Irish Musical Instruments _2

Monday, December 5 & December 12
Wednesday, December 7 & December 14

Basic Computer Skills Series*

This is a basic computer class. The series will cover Windows, Web Browsers (the interface to the Internet), using the Internet, social media, email, printers, and computer security. You can bring your own laptop and follow along with the instructor. If you don’t have a computer, handouts of the information will be available.

10:00 – 11:30 am, Bristol View 1st Floor Bowditch Room


Thursday, December 8

Irish Traditional Music for the Holidays*

An hour of fiddle music and conversation highlighting the approach of the holidays with reels, jigs, and hornpipes with Susan Waters and Margaret Keefe.

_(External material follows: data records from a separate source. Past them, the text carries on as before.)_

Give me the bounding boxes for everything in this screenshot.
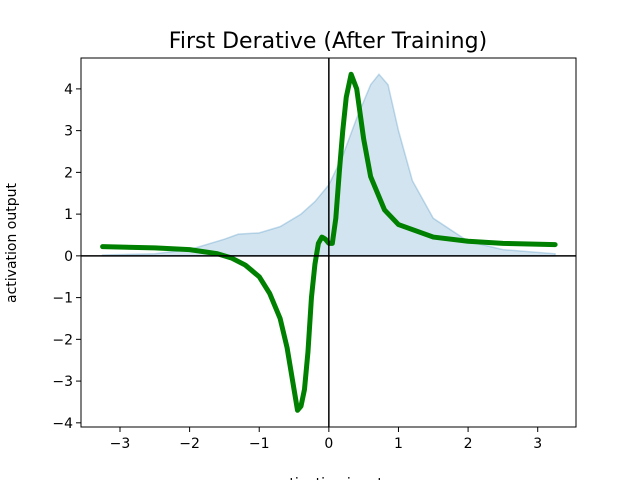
y-tick-label: 2 xyxy=(64,165,73,181)
y-axis-label: activation output xyxy=(4,183,20,303)
x-axis-label: activation input xyxy=(273,476,383,480)
x-tick-label: 1 xyxy=(394,436,403,452)
x-tick-label: −3 xyxy=(110,436,131,452)
x-tick-label: 0 xyxy=(324,436,333,452)
chart-title: First Derative (After Training) xyxy=(169,29,487,54)
y-tick-label: −4 xyxy=(52,416,73,432)
y-tick-label: −1 xyxy=(52,291,73,307)
derivative-line xyxy=(100,71,558,413)
x-tick-label: −1 xyxy=(249,436,270,452)
y-tick-label: 4 xyxy=(64,82,73,98)
y-tick-label: 0 xyxy=(64,249,73,265)
y-tick-label: 1 xyxy=(64,207,73,223)
y-tick-label: −3 xyxy=(52,374,73,390)
y-tick-label: 3 xyxy=(64,124,73,140)
plot-frame xyxy=(80,57,577,428)
x-tick-label: 3 xyxy=(533,436,542,452)
y-tick-label: −2 xyxy=(52,332,73,348)
x-tick-label: −2 xyxy=(179,436,200,452)
x-tick-label: 2 xyxy=(464,436,473,452)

2:00 pm, MJ Wicks Wellness Center


Friday, December 9

Back to the Fur Trade– Living History Performance by Karen Haas*

The cast of characters in the fur trade of the Pacific Northwest in the 1800s was a fascinating diverse blend of Europeans, Native Americans, Hawaiians, and American settlers. Meet these people who created the region’s first “shopping malls” as Karen takes you “Back to the Fur Trade.”

Dressed as a Hudson’s Bay Company laborer, she tells the tales, sings the songs, and shows a trunk full of tools and treasures from a time that brought great change to our land and culture.

2:00 pm, MJ Wicks Wellness Center


Thursday, December 22

A Pioneer Christmas: Traditions Across America*

This program explores the various traditional celebrations of the Christmas season as they might be found, across this country during the latter part of the 19th century. As people moved westward, they brought their traditions for celebrating the season with them and adapted them to their new environment.

Dressed in the authentic clothing of a pioneer woman, and using three differently decorated Christmas trees, Tames Alan compares and contrasts how the holiday was celebrated by an upper-middle-class family in an East Coast city, a homesteading community in the Midwest, and those who tried to keep their traditions alive out on the prairie.

Discussed are the significance of presents, crèches, nutcrackers, and what was used to decorate the trees. Tames also talks about the perils of holiday travel and how food played a major part in the celebrations.

When people gathered to celebrate the holiday, there would be music, dancing, and the singing of carols. During this program, the audience will learn the history of and be encouraged to sing some traditional carols that were popular in this era.